Ariana Miyamoto: Too Black To Be Miss Universe Japan, Country Outraged


The coronation of Miss Nagasaki Ariana Miyamoto as Miss Universe Japan stirred a multitude of negative reactions from the Japanese people.

Miyamoto is born to a Japanese mother and an African-American father. Although she is a native of Nagasaki, her mixed cultural heritage is evident in her physical features. For one, Miyamoto has brown skin, and that feature alone makes her stand out from pure-blooded Japanese women.

On Twitter, an upset user posted: “Even though she is Miss Universe Japan, her face is foreign no matter how you look at it!” Furthermore, other netizens also criticized Miyamoto commenting that ‘she wasn’t Japanese enough’ to represent the country in the Miss Universe pageant.

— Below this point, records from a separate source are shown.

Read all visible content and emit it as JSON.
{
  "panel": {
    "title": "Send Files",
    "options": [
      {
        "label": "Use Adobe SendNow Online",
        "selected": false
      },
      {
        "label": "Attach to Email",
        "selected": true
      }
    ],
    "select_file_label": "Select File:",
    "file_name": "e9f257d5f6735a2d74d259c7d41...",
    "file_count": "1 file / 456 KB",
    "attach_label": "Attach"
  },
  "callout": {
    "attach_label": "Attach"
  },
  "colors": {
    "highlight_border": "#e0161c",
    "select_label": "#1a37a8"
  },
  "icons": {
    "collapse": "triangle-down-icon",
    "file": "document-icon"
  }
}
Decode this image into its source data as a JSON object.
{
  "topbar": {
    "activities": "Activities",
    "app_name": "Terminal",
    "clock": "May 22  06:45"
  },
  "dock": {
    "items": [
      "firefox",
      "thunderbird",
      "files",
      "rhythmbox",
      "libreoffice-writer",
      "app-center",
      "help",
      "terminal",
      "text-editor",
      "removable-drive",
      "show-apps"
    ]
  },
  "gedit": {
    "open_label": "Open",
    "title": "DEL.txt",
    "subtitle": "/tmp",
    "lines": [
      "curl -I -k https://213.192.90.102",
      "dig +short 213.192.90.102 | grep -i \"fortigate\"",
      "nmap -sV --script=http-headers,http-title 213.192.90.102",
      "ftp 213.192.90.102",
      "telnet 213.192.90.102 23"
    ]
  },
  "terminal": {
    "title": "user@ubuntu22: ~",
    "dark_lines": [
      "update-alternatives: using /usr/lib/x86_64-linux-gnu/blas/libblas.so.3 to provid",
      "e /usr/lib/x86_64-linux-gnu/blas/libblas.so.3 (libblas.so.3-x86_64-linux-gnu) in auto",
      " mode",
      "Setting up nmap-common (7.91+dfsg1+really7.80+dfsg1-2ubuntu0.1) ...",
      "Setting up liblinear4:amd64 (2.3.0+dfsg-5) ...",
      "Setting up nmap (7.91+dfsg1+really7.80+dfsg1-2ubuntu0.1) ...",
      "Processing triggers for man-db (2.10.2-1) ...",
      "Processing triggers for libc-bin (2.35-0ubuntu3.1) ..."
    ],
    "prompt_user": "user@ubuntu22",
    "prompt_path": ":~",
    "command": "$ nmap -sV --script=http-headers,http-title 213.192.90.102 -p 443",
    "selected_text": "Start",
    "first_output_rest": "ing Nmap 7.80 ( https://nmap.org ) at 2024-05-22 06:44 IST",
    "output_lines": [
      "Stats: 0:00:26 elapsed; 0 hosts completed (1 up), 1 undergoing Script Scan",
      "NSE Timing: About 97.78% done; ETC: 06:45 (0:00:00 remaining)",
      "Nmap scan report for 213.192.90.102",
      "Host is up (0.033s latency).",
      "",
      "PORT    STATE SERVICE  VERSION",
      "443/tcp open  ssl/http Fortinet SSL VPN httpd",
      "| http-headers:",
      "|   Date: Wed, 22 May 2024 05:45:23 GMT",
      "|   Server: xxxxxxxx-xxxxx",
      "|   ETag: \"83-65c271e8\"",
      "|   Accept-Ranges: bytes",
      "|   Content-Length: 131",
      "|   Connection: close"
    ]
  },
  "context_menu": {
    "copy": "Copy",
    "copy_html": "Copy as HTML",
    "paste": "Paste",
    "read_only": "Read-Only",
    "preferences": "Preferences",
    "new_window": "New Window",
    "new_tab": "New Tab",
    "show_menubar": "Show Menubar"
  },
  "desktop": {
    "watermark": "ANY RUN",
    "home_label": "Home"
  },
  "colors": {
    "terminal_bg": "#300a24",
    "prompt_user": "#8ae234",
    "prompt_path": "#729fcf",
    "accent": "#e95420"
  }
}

The issue about Miyamoto’s mixed cultural heritage has put Japan’s openness to diversity into focus. Despite the country’s globalization in the fields of commerce and industry, it has remained conservative about cultural diversity and continues to take pride in its homogeneity.

Japan’s skepticism towards diversity can be traced back as early as the mid-1600s during the Tokugawa shogunate. Enacted in 1635, the country’s “sakoku” policy isolated Japan from the rest of the world. It declared that no foreigner can enter the country and no Japanese person can leave. Those who were caught breaking the policy could have faced punishment by death. The “sakoku” policy was later abolished. However, its implementation instigated the Galapagos effect.

“… Japan, having been isolated from foreign influence, developed its own kind of insular norms and values,” Kyle Cleveland, an associate professor in Sociology at Tokyo’s Temple University, said. This explains why, despite the growing number of foreign residents in the country, Japan still remains as one of the most culturally homogenous nations in the world.

Moreover, the country also has a negative cultural impression of African Americans. This is evident in Japanese theatres where some entertainers don “blackface,” which is a symbol traditionally used to create negative stereotypes about African Americans.

“The blackface thing is emblematic of a larger Japanese politics and civil society in which diversity is not recognized, or cultivated or respected,” Cleveland also explained.

In spite of all the opposition, the local media in Japan positively described the 20-year-old as a “saishoku kenbi,” which in English translates to a woman blessed with both intelligence and beauty. Aside from being a beauty queen, Miyamoto is an expert in Japanese calligraphy and holds a fifth degree mastery of the traditional art.